# Verschiedene Daten über einen Stream



## pappenpeter (27. Jun 2005)

Im Vorbereitung eines neuen Projektes das ich in nächster Zeit vor habe stelle ich mir folgende Frage:

Ich möchte eine Client Server Software schreiben. 

Dabei soll auf jedem Rechner im Lan die Software laufen. Wenn die Software gestartet ist soll sowohl Server als auch ein Client auf der jeweiligen Maschiene gestartet werden. Es soll also keine Zentralen Server im LAN geben sondern jeder Rechner soll ein Server und gleichzeitig ein Client sein. Ist es richtig das ich dann einen Server und eine Client Socket öffnen muß?

Der Server Socket soll dazu dienen anderen LAN Cliente auskünfte über vorhandene Dateien zu geben und diese bei bedarf zu übertragen.

Der Clientsocket soll zum Verbinden mit anderen Rechnern und durchforsten der Dateien da sein.


2. Ich möchte wenn möglich nur 1 oder 2 Ports nutzen. Gleichzeit soll man aner auch z.B: eine Datei übertragen und chatten können. Nun frage ich mich wie ich über einen Stream feststelle ob das aktuelle Packet ein Teil der Datei ist oder zum Chat gehört. Irgendwelche Lösungsvorschläge?


----------



## Bleiglanz (28. Jun 2005)

http://www.jgroups.org/javagroupsnew/docs/index.html


----------



## Nick H. (28. Jun 2005)

also ich würde Vorschlagen ein bestimmtes erkennungzeichen davor zu setzen

wie Http Codes zb

einfach entweder eine Raute für Chat oder einen Stern für Dateien
oder so

mach ich auch immer so...


----------



## pappenpeter (28. Jun 2005)

Hmm, ja, diese Überlegung habe ich auch schon an gestellt. 

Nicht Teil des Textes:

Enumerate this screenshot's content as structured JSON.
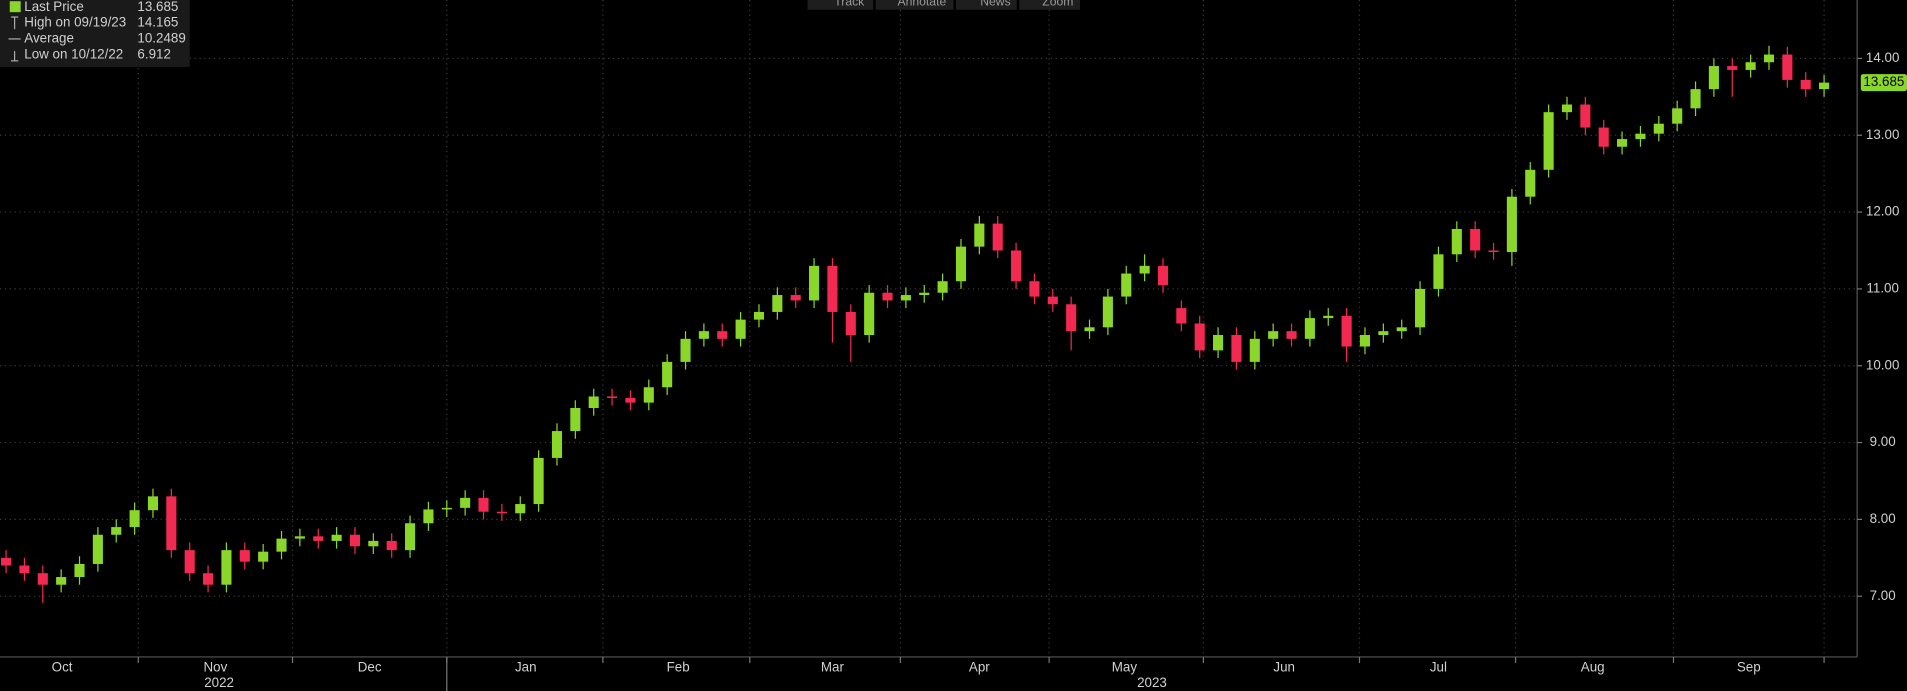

Dachte aber anstelle von * oder # eher an IDs die dann gewissen Teilen einer Anwendung dynamisch zugewiesen werden.

So könnte man mehrere chat Fenster öffnen und jedes würde eine eigene ID bekommen..



Wie stellst du dann fest welches Zeichen an Anfang steht? Lässt du dir das empfange Packet geben und ließt dann das erste zeichen aus??


----------



## Nick H. (28. Jun 2005)

also ich les einfach die ersten paar bytes aus (so viele wie die beiden Zeichen haben)

sie müssn natürlich gleich viele haben
sonst häng ich halt irgendwas dazwischen

+ und # sollte auch nur ein Beispiel sein
ich nehm meißtens zahlen


----------